“Dance Gravities”
March 4, 2015
1
Fingers inclined skyward remind me of a certain woman who attends church services without fail. In the course of our singing I notice how her hands move to depict the words. Her wrists control gravity. Her palms are cupped like a bowl filled with raisins, or clenched like orange roses. I imagine this as the vernacular of a translator who gives gestures to unhearing worshippers. Yet she faces the altar where melody blends. She sits in the second row. I don’t think she’s deaf. I don’t think she’s dumb. Is there an invisible addressee?
Has she ever been deaf? I resolve to speak with her about this. I imagine her as the recipient of a miracle. For years after her birth she stumbled in the mire of speechlessness until a moment of divine intervention. Have her hands acquired reflexive use in the time following her healing?
This is what I want to ask her.
Then show her screenshots.
Then read her a poem.
My gift is poor, my voice is not loud,
And yet I live – and on this earth
My being has meaning for someone;
My distant heir shall find it
In my verses; how do I know? My soul
And his shall find a common bond,
As I have found a friend in my generation,
I will find a reader in posterity. [1]
2
A prisoner stood face to face with his captor. Their conversation ended as follows: “How can you be a prisoner when we have no record of you? Do you think we don’t keep records? We have no record of you. So you must be a free man.” [2]
3
History takes its own prisoners. There are prisoners who can only become free once they manage to discredit the memory of an event they witnessed. Yet they won’t. The memory of seeing a transcendental ballet could be tagged to your memory like a leech.
A man in Kaitlyn Gilliland’s Serenade workshop said: “I saw it first in 1978.” A woman sitting behind him: “I saw it first 45 years ago.” Then they wondered aloud about the preservation of Mr. Balanchine’s work. They sounded suspicious of a post-Balanchine NYCB (they kept calling him “mister.”) They might have come to the workshop as gatekeepers of a repertoire. Who knows?
The word prisoner is a harsh one.
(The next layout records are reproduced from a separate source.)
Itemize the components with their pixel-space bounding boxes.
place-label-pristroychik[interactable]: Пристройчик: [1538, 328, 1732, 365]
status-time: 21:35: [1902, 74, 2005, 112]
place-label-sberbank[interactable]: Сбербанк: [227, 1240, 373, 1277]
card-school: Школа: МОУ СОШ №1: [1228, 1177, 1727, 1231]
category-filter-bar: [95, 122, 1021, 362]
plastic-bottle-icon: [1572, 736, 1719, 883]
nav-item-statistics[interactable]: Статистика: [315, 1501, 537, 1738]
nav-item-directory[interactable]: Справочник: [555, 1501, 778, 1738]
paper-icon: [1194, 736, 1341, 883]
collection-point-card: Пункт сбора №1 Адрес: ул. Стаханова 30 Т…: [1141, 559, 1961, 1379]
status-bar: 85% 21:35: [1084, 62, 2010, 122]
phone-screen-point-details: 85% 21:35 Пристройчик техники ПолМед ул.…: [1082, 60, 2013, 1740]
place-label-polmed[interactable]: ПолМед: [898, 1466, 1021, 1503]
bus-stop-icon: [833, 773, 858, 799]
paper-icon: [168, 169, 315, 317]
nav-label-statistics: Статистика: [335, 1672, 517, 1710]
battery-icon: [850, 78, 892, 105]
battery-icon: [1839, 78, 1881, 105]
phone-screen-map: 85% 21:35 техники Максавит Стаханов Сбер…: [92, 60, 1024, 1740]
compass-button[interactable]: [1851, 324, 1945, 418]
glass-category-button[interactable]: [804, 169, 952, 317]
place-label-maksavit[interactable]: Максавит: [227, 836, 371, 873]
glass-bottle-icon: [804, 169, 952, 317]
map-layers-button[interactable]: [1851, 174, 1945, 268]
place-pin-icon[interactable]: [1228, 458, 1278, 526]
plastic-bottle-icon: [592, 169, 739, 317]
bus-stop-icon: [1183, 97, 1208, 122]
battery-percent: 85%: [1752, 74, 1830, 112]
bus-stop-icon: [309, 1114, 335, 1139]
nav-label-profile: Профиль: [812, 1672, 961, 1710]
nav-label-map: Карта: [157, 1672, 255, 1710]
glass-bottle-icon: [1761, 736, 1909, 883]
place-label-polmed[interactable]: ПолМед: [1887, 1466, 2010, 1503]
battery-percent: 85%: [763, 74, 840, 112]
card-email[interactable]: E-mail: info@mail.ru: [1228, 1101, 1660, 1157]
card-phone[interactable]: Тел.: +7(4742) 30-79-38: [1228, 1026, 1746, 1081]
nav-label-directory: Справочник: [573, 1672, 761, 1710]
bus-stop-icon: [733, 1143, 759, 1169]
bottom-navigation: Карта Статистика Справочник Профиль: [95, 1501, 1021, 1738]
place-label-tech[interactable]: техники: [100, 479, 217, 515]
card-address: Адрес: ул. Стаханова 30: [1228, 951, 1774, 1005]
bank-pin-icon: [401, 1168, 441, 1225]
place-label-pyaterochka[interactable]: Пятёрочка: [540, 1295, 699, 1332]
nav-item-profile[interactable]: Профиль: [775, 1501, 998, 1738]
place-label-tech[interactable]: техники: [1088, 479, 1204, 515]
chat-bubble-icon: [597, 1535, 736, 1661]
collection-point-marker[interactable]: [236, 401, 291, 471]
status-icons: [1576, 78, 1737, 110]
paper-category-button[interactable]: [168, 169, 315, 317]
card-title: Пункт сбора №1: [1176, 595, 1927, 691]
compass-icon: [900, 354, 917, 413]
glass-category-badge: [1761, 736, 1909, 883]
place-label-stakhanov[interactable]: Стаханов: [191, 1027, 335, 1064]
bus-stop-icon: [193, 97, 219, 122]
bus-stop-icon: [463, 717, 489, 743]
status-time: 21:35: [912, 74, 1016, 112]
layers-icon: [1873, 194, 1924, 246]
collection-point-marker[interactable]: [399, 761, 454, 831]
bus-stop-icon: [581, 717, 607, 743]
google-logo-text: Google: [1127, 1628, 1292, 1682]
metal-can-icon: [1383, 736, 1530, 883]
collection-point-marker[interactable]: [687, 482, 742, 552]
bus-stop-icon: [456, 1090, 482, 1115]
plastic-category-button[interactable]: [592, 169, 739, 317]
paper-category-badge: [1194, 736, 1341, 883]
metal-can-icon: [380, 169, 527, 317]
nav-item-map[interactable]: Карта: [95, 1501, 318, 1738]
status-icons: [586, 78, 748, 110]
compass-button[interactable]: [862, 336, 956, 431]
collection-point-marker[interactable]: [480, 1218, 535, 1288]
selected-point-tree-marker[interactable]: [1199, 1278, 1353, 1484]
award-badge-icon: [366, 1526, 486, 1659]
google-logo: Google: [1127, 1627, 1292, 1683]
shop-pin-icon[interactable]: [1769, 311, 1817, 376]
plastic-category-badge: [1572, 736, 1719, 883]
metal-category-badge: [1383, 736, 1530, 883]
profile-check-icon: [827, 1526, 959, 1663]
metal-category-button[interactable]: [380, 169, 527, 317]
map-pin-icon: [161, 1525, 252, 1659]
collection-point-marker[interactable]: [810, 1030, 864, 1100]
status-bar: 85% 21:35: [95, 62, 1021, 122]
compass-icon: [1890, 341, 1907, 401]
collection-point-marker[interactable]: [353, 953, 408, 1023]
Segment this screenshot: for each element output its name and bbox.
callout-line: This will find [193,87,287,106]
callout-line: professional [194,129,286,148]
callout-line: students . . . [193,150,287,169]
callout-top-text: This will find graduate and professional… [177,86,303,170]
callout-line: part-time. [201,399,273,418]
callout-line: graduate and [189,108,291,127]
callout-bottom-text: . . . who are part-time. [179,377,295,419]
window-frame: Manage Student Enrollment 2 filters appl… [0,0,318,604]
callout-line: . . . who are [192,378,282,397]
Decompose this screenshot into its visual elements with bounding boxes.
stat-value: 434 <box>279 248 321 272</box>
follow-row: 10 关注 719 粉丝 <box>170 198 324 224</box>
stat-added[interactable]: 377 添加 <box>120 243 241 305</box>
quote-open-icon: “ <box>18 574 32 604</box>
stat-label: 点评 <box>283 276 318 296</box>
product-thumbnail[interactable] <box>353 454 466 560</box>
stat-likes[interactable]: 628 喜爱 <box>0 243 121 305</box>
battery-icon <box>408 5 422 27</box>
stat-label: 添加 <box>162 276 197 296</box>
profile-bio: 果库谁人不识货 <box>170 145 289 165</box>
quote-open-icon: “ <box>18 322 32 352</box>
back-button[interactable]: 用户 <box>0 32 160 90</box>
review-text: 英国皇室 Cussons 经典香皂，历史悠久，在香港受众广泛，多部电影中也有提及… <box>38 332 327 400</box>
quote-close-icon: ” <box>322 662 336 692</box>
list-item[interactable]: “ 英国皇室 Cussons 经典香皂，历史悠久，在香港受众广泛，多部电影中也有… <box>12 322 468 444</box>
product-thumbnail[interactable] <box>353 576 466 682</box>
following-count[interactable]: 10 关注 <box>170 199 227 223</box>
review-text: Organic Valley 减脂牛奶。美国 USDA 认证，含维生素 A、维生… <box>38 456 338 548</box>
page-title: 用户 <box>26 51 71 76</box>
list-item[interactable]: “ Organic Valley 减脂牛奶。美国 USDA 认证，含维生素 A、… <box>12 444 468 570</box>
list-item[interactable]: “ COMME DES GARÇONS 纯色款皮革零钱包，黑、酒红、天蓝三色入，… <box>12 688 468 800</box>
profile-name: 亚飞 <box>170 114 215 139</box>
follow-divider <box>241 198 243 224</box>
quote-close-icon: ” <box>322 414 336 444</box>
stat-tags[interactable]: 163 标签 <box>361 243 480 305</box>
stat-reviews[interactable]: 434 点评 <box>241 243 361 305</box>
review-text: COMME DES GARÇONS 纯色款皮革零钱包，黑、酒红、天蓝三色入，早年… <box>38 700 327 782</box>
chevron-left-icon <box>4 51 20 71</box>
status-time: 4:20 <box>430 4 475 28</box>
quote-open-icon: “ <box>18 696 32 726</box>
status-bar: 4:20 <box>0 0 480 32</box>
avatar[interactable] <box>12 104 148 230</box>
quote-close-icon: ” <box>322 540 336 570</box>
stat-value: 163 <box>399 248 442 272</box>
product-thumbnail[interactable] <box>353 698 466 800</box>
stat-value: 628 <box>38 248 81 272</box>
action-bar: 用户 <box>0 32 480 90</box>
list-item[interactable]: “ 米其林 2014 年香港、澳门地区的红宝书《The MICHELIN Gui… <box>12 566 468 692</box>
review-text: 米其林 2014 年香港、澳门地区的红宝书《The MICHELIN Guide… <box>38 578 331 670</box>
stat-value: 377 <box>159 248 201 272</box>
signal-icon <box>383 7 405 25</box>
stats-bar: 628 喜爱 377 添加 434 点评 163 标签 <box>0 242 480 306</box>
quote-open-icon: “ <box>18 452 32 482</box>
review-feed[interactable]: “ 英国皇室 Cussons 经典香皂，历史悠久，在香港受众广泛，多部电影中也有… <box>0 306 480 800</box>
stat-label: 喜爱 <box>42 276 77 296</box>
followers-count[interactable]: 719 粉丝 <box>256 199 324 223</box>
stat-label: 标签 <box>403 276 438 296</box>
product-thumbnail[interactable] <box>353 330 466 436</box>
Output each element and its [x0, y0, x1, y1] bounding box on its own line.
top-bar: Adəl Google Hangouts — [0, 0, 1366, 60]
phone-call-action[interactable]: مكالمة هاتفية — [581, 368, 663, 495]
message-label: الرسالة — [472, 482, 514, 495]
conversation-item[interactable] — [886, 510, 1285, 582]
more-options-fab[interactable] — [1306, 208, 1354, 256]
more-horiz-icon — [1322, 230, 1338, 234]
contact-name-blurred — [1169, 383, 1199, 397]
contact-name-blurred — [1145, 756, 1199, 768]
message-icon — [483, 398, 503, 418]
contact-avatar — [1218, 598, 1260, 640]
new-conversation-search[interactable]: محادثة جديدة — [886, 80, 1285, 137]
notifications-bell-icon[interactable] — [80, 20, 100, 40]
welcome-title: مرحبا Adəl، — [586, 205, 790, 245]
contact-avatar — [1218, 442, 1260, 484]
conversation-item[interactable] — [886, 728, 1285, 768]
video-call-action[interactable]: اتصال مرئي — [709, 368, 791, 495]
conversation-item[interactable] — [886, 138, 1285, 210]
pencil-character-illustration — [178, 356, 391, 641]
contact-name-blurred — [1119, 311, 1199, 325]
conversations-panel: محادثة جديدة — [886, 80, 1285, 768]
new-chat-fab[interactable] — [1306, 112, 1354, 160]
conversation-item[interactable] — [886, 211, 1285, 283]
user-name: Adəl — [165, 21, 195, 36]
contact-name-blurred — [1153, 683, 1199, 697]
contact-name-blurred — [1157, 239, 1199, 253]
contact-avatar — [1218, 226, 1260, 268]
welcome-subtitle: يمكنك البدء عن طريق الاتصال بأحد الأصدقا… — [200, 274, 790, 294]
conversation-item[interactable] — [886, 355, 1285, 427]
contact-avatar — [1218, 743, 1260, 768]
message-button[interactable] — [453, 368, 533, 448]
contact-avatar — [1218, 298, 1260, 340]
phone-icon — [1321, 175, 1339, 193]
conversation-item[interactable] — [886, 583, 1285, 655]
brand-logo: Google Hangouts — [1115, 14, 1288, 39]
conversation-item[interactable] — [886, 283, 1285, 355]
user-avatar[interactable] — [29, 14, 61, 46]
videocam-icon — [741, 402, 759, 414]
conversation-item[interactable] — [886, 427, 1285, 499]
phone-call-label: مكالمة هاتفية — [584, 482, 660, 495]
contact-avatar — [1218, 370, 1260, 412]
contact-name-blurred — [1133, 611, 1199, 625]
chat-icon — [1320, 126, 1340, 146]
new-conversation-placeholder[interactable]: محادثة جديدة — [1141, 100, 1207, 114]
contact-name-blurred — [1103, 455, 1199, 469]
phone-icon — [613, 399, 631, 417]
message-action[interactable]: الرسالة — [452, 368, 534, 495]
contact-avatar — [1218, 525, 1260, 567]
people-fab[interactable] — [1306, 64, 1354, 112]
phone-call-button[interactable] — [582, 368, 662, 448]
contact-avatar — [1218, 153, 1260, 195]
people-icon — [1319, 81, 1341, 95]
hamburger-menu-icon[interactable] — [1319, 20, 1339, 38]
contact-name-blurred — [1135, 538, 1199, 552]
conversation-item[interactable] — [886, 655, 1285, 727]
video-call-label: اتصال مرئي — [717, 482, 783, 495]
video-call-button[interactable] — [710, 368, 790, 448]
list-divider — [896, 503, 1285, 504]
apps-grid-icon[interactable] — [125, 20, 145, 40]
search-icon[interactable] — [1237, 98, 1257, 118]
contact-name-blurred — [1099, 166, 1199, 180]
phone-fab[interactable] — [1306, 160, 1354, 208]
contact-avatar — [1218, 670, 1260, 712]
Yet one of the most graceful photographs of Nelson Mandela is one where he poses as a prisoner. If history claims you unyieldingly, let no one think you gave in without a fight.
4
Gilliland tells us that the most iconic moments in Serenade are the most precarious. Precarious is formed from Latin precari, to pray. People sometimes pray when things are held in balance—impending doom, possible devastation, looming failure. I have seen footages of ballerinas held up by their waists. For the uninitiated the movement upward is glorious. At that instant, however, ballerinas might tell us they feel something like the fear of crashing. Yet we have seen gravity fail when people are plunged skyward.
– Emmanuel Iduma, in response to Kaitlyn Gilliland’s Workshop: Balanchine’s Serenade (2/27).